Parents reported many considerations when making goals-of-care decisions, including weighing the chances of survival and acceptable quality of life, avoiding suffering, desiring more time with their infant, ensuring that all options were tried, being a good parent, religious beliefs, and feelings of hope. Though most parents trusted their care team, many reported having conflicting values with their providers that impacted their decision-making experience and generated negative emotions and distrust.

These findings 1) highlight the importance of engaging parents, early and explicitly, in a discussion about their goals and values—both to facilitate shared decision making and avoid a degradation of patient trust—and 2) suggest potential topics for such discussions.


Patients' Perspectives on Enrollment in Research Using the Exception from Informed Consent: An Integrated Survey

Presenter: Victoria M. Scicluna, MD, MPH

Co-authors: Neal W. Dickert, MD, PhD; Deneil K. Harney, MPH; Elizabeth B. Jones, MD; Andrea R. Mitchell, MPH; Robert Silbergleit, MD; Candace D. Speight, MPH; David W. Wright, MD;, Rebecca D. Pentz, PhD

Introduction: It is important for researchers interested in trials using the exception from informed consent (EFIC) to understand the views and experiences of enrolled individuals.
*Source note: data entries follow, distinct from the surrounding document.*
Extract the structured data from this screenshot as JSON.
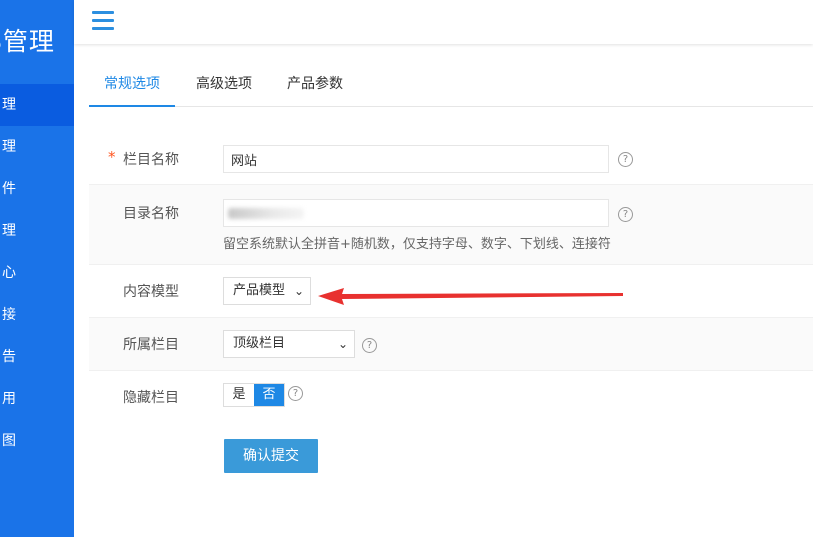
{
  "sidebar": {
    "brand": "S管理",
    "items": [
      {
        "label": "理"
      },
      {
        "label": "理"
      },
      {
        "label": "件"
      },
      {
        "label": "理"
      },
      {
        "label": "心"
      },
      {
        "label": "接"
      },
      {
        "label": "告"
      },
      {
        "label": "用"
      },
      {
        "label": "图"
      }
    ]
  },
  "tabs": [
    {
      "label": "常规选项"
    },
    {
      "label": "高级选项"
    },
    {
      "label": "产品参数"
    }
  ],
  "form": {
    "name": {
      "label": "栏目名称",
      "required": "*",
      "value": "网站"
    },
    "dir": {
      "label": "目录名称",
      "hint": "留空系统默认全拼音+随机数，仅支持字母、数字、下划线、连接符"
    },
    "model": {
      "label": "内容模型",
      "selected": "产品模型"
    },
    "parent": {
      "label": "所属栏目",
      "selected": "顶级栏目"
    },
    "hidden": {
      "label": "隐藏栏目",
      "yes": "是",
      "no": "否"
    },
    "submit": "确认提交"
  },
  "colors": {
    "sidebar": "#1a73e8",
    "accent": "#1e88e5",
    "arrow": "#e8312f"
  }
}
Prior studies have shown that patient/surrogate attitudes are generally positive. However, they were small, did not include pediatric patients, and interviews were often conducted long after trial enrollment.
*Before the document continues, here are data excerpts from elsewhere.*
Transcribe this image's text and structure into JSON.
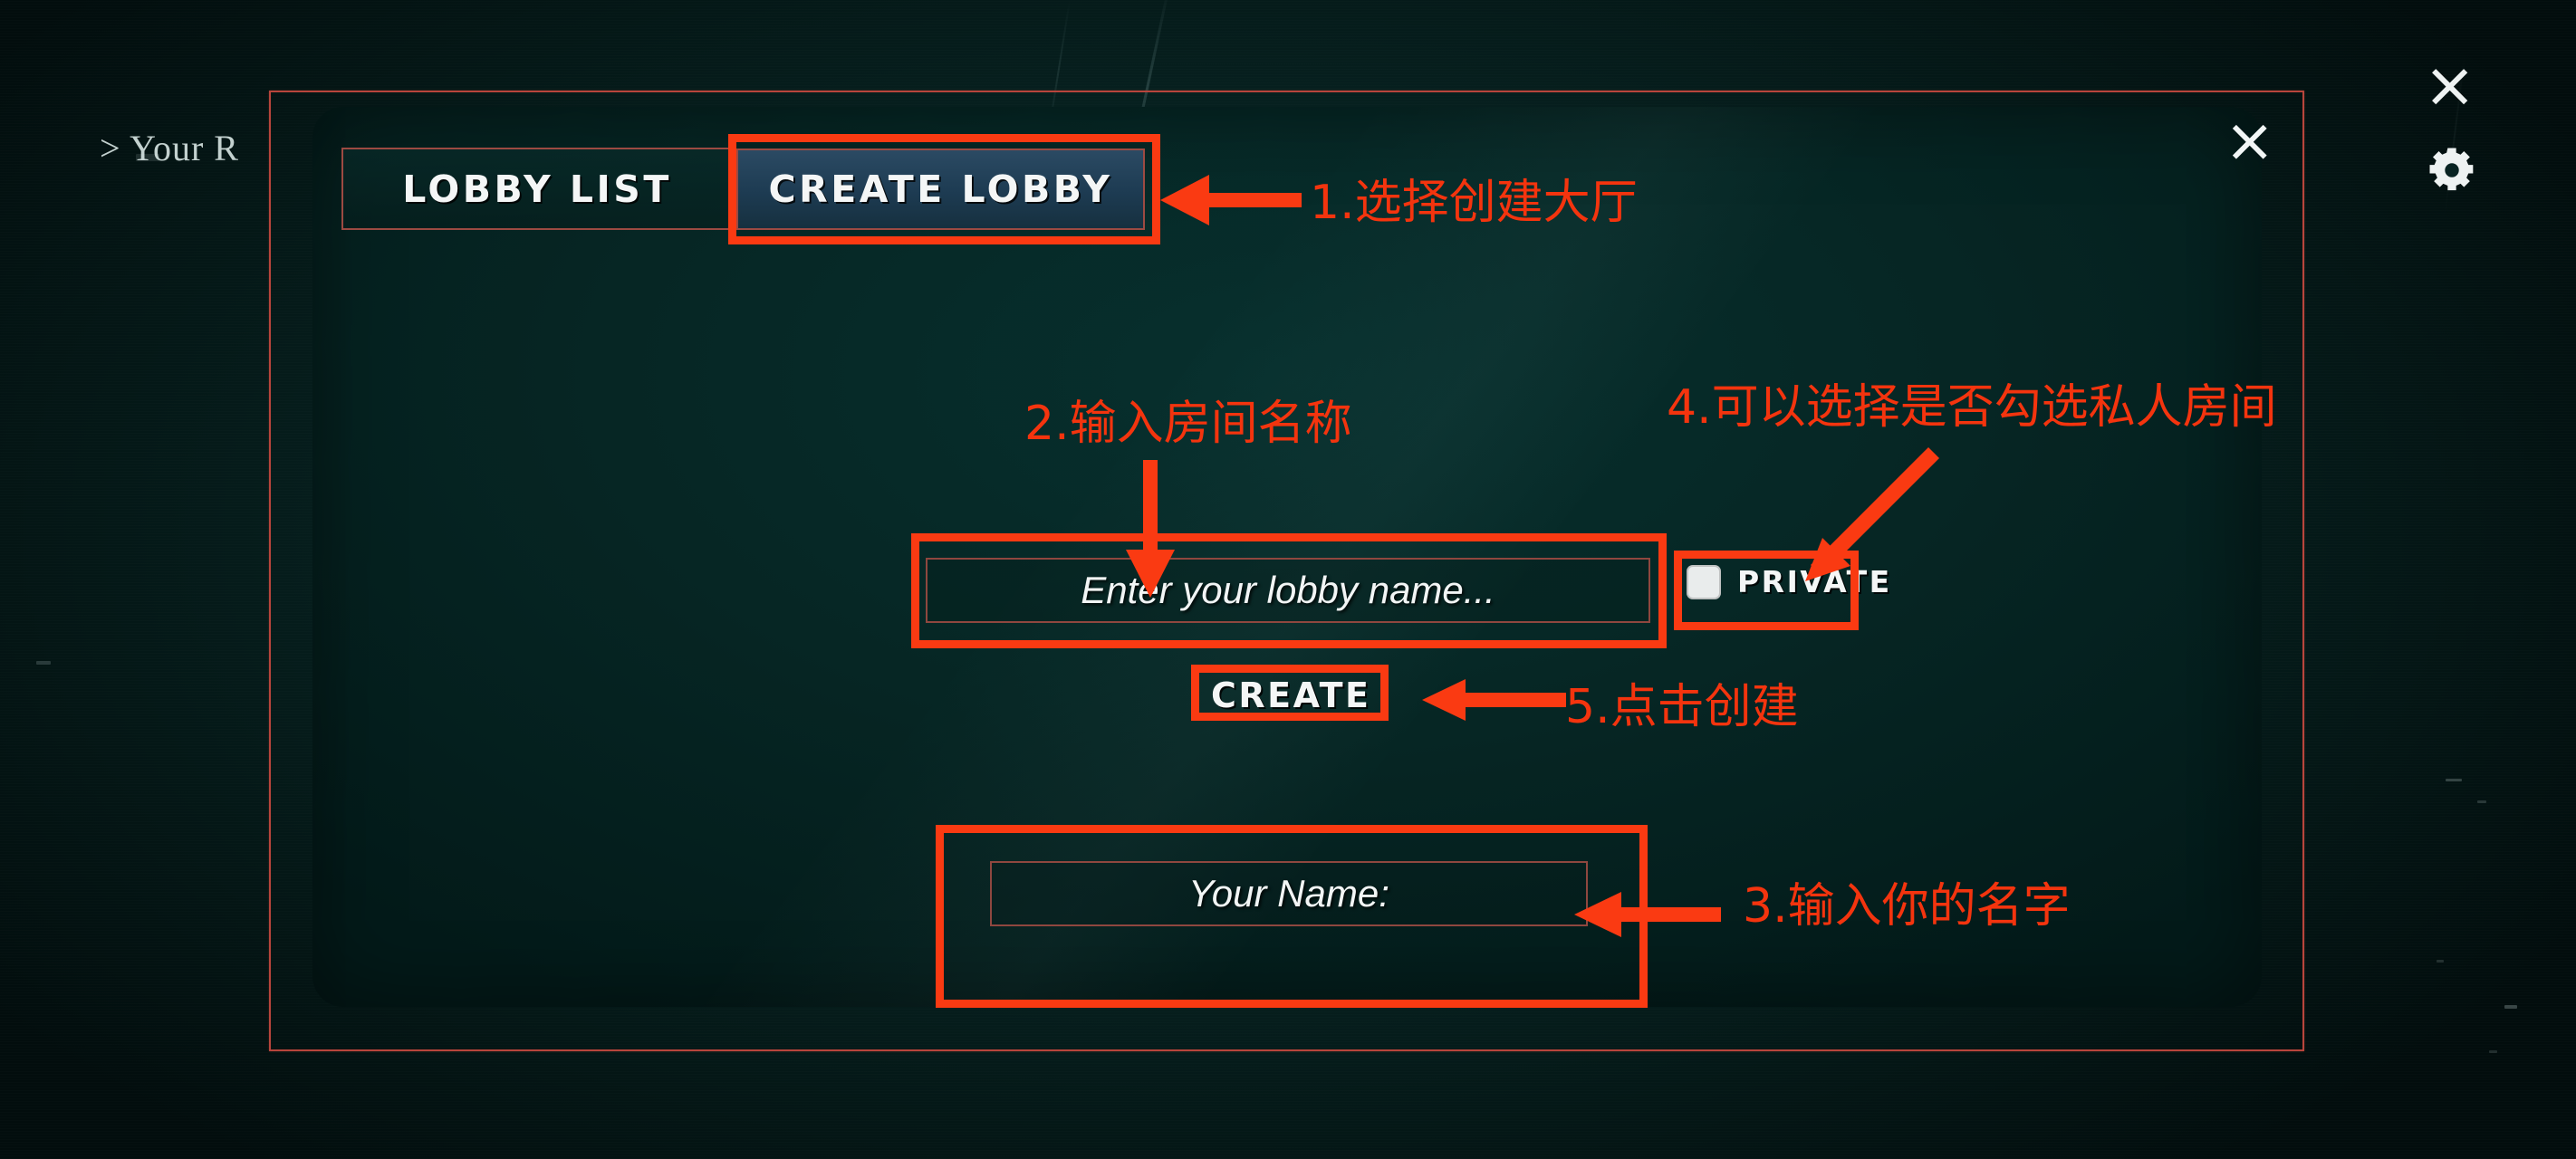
{
  "background": {
    "hud_text": "> Your R"
  },
  "window_controls": {
    "close_icon": "close-icon",
    "settings_icon": "gear-icon"
  },
  "modal": {
    "close_icon": "close-icon",
    "tabs": [
      {
        "label": "LOBBY LIST",
        "selected": false
      },
      {
        "label": "CREATE LOBBY",
        "selected": true
      }
    ],
    "lobby_name_field": {
      "placeholder": "Enter your lobby name...",
      "value": ""
    },
    "private_checkbox": {
      "label": "PRIVATE",
      "checked": false
    },
    "create_button": {
      "label": "CREATE"
    },
    "your_name_field": {
      "placeholder": "Your Name:",
      "value": ""
    }
  },
  "annotations": {
    "accent_color": "#fa3a12",
    "items": [
      {
        "id": 1,
        "text": "1.选择创建大厅"
      },
      {
        "id": 2,
        "text": "2.输入房间名称"
      },
      {
        "id": 3,
        "text": "3.输入你的名字"
      },
      {
        "id": 4,
        "text": "4.可以选择是否勾选私人房间"
      },
      {
        "id": 5,
        "text": "5.点击创建"
      }
    ]
  },
  "colors": {
    "panel_bg": "#062624",
    "tab_selected": "#2b4a63",
    "frame_border": "#b8453c",
    "annotation_red": "#fa3a12",
    "text_white": "#f4f6f6"
  }
}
Methods:  A 10-item paper and pencil survey was integrated into the Established Status Epilepticus Treatment Trial (ESETT), a randomized trial of three treatments for benzodiazepine-refractory status epilepticus in pediatric and adult patients.  Primary domains included attitudes toward trial enrollment, EFIC, and community consultation. Simple descriptive statistics, Chi-Square, and Fisher’s exact tests were conducted.

Results: Out of 317 patients/surrogates, only 9% disagreed with the statement “I am glad that I/my family member was included in the ESETT research study.” 27% disagreed with enrollment without prospective consent specifically.  Black participants disagreed with enrollment without prospective consent more frequently than white participants (36% vs. 23%). Participants indicated that patients (81%), their families (51%), and those at risk for seizures (51%) were most important to include in community consultation.
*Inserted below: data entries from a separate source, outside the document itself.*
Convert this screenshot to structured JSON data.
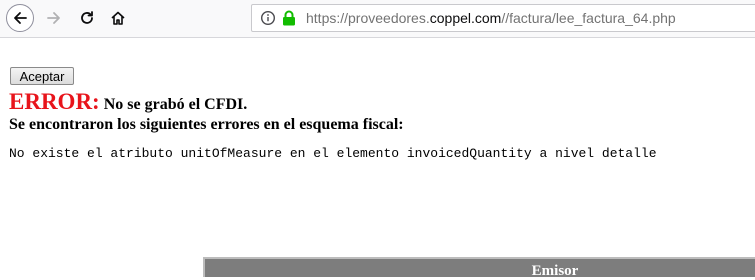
{
  "browser": {
    "url_prefix": "https://proveedores.",
    "url_domain": "coppel.com",
    "url_path": "//factura/lee_factura_64.php",
    "icons": [
      "back-arrow-icon",
      "forward-arrow-icon",
      "reload-icon",
      "home-icon",
      "info-icon",
      "lock-icon"
    ],
    "lock_color": "#12bc00"
  },
  "page": {
    "accept_button": "Aceptar",
    "error_word": "ERROR:",
    "error_message": "No se grabó el CFDI.",
    "errors_heading": "Se encontraron los siguientes errores en el esquema fiscal:",
    "error_detail": "No existe el atributo unitOfMeasure en el elemento invoicedQuantity a nivel detalle",
    "table_header": "Emisor",
    "error_color": "#e8141b"
  }
}
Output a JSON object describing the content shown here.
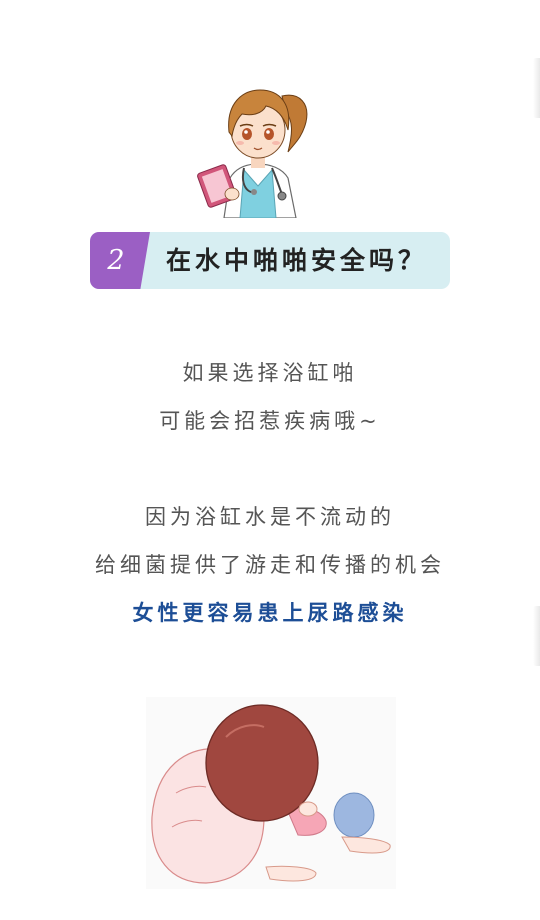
{
  "section": {
    "number": "2",
    "title": "在水中啪啪安全吗？"
  },
  "paragraphs": {
    "p1_line1": "如果选择浴缸啪",
    "p1_line2": "可能会招惹疾病哦~",
    "p2_line1": "因为浴缸水是不流动的",
    "p2_line2": "给细菌提供了游走和传播的机会",
    "p2_highlight": "女性更容易患上尿路感染"
  },
  "colors": {
    "number_badge": "#9b5fc4",
    "title_bar": "#d7eef2",
    "highlight_text": "#1d4e96",
    "body_text": "#555555"
  },
  "illustrations": {
    "top": "doctor-cartoon",
    "bottom": "girl-kneeling-in-pain-cartoon"
  }
}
Conclusions: In the largest study to date of patient/surrogate perspectives on enrollment in an EFIC trial, rates of acceptance of trial enrollment were relatively high; acceptance of EFIC specifically was slightly lower, especially among Black participants. Our findings further support targeted community consultation focusing on those with connections to the disease under study.  Future research should focus on communication in the post-enrollment period, especially for those who may disagree with enrollment.


2019 Bishop Lecture in Bioethics:

Black Afterlives Matter: Reimagining Bioethics for an Ailing Body Politic

Presenter:  Ruha Benjamin, PhD  

In this talk, I expand the frame of health and illness and broaden the terrain of bioethics, moving beyond a focus on individual bodies to the social patterns and politics that produce premature death. By engaging the idiom of “afterlife” in relation to Black existence in the United States, this talk grapples with the multiple ways in which life after death and debt are stratified. Especially when it comes to Black maternal health -- so often the site of trauma and neglect – we must consider a full range of life-affirming practices that implicate the body politic writ large. In this way, I also want to shift from diagnosis to remedy. Yes, subordination, subjugation, subaltern, literally “under the earth,” racialized populations are buried people. But there is a lot happening underground. Not only coffins, but seeds, roots and rhizomes. And maybe even tunnels and other lines of flight to new worlds, where alternative forms of kinship and collective wellbeing have room to grow. Will you imagine with me?